In those days local hand-built lime kilns fulfilled the key function of burning limestone into powdered lime to be added to stonemasons’ mortar. Lyle Dewar, farmer and retired delivery mainstay for forty years with the old McDermid’s hardware store in Providence Bay, recalls: “There were many lime kilns in this area; my father had a lime kiln. It would take 25 cords of cedar burning stone for five days and four nights to make the lime that would be mixed with cement, mostly for barn foundations, barn stone floors, chimneys and homes.”
Because of the extreme heat required to burn the stone, fires had to be tended night and day, sometimes leading to raucous parties around the kilns. No longer in use, they long ago crumbled into the ground, but a keen eye, alighting on an overgrown mound, perhaps, a scattering of bricks or stones, might catch a glimpse of these elderly sentinels of the settler era.
Only a small vestige of this thriving industry remains, near Sheguiandah in the Town of Northeastern Manitoulin and the Islands (NEMI), where the Island’s first peoples began quarrying the area’s quartzite for tools and spear points after the last Ice Age, over 10,000 years ago. A trip along Sheguiandah’s rolling, picturesque Townline Road from Highway 6 ends at Lime Kiln Road, marking the site of an old kiln here, overlooking gorgeous views down to Lake Manitou. A new quarry has started operations here in the last few years, carrying on the local tradition of millennia as the Lime Kiln Quarry.
“There were lots of stonemasons around then; these guys cracked stone like there was nothing to it,” says Mr. Brown. “Builders were pretty quick, too, they’d put up a barn in a day.
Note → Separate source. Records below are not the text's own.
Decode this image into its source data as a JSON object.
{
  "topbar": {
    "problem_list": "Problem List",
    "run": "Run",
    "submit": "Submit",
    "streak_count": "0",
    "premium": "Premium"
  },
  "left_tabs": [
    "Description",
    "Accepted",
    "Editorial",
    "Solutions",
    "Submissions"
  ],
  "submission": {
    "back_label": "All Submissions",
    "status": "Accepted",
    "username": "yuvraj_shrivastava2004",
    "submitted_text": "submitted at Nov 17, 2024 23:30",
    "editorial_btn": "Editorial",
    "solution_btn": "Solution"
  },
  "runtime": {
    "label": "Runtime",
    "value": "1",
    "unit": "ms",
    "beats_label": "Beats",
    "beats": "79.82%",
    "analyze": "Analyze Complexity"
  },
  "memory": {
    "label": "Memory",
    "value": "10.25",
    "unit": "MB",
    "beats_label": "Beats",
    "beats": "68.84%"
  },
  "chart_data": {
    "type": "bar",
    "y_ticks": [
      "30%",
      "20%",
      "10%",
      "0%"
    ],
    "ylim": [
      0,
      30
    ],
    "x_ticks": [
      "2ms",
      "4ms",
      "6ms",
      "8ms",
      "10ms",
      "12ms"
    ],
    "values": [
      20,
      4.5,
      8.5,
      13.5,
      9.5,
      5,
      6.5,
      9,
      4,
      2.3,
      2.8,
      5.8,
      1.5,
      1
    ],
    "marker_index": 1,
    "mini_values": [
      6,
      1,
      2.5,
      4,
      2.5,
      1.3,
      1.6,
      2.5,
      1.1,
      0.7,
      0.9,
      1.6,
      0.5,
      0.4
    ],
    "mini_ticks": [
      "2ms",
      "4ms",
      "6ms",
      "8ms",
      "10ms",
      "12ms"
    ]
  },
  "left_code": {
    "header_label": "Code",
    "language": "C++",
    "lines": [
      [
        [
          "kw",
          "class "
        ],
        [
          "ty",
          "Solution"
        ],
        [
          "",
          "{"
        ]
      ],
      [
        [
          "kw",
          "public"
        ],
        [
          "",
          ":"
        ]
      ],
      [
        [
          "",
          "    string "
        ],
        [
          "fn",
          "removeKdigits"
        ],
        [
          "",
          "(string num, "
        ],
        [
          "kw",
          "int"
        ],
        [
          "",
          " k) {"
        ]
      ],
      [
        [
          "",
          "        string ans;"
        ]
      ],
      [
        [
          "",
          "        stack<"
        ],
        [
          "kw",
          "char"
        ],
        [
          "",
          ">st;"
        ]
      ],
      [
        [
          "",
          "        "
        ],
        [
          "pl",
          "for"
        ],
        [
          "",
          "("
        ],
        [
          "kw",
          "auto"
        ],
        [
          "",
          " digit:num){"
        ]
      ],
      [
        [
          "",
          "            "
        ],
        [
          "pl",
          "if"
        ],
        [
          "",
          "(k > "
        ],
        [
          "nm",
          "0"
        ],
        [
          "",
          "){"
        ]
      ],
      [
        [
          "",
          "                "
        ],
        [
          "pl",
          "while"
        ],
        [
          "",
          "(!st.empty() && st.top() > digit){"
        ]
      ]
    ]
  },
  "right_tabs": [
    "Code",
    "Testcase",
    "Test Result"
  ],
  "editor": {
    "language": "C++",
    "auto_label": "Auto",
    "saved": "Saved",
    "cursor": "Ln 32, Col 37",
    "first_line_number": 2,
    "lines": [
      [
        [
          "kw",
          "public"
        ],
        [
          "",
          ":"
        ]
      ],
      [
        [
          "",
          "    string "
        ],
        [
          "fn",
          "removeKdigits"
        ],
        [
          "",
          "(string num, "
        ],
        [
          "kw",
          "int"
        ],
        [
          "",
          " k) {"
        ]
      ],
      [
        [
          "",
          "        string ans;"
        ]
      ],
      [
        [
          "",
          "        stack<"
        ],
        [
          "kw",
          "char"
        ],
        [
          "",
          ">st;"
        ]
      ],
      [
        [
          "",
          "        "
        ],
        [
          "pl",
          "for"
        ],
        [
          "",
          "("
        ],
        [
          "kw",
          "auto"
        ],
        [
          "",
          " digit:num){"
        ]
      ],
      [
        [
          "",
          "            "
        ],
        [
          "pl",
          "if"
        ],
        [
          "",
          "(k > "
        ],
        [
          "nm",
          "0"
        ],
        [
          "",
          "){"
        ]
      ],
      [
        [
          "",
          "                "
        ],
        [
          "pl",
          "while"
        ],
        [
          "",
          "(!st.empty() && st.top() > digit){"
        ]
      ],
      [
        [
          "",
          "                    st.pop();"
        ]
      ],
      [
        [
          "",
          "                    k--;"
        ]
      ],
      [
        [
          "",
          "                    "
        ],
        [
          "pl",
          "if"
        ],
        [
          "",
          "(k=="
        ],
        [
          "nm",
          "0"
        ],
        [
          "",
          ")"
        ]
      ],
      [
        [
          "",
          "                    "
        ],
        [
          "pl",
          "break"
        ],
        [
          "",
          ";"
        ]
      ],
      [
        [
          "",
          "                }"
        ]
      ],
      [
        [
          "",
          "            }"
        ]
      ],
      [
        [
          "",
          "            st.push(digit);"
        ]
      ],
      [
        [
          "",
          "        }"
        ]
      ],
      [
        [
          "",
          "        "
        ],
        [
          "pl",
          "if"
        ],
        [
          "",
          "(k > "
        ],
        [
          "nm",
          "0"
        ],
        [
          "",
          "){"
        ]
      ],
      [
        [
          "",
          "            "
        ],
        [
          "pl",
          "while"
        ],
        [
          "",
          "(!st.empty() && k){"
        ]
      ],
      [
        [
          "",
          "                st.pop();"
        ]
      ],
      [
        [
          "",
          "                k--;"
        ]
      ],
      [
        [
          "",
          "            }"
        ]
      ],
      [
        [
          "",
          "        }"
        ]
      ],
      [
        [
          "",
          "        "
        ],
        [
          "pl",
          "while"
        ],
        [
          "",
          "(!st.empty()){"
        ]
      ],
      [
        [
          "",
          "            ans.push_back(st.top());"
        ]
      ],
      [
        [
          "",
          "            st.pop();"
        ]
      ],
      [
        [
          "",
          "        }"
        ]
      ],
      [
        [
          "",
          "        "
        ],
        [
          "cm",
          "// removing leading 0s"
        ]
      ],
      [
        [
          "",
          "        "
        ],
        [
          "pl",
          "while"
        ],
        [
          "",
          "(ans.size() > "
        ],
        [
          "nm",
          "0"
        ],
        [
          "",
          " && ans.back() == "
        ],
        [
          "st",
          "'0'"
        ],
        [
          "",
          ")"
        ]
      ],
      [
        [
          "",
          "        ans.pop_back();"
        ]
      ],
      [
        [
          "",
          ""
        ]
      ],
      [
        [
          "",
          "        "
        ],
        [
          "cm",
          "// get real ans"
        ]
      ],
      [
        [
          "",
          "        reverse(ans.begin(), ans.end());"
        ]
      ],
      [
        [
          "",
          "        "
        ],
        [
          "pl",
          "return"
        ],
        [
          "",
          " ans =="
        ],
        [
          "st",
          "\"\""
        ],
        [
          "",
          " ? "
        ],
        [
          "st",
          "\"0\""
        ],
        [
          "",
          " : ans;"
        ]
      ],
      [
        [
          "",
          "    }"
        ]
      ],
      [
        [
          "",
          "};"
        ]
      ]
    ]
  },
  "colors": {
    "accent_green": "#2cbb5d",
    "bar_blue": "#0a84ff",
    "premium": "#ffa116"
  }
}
Boards were nailed, not power-nailed; we used string to line things up, not lasers; materials were better, roofs thicker – a roof would take a whole day to burn, not an hour like today’s houses,” adds the veteran member and past fire chief of the all-volunteer Tehkummah Fire Department, somewhat wistfully.
No-one on Manitoulin’s south shore ever called what they were building “vernacular,” or anything of the kind. Nevertheless, a wander along here rewards with many opportunities to imagine the stories of its built structures – simple, unadorned (and now, sometimes almost falling down) yet esthetically pleasing repositories of regional history and culture, genuine manifestations of the environment, its people and its history.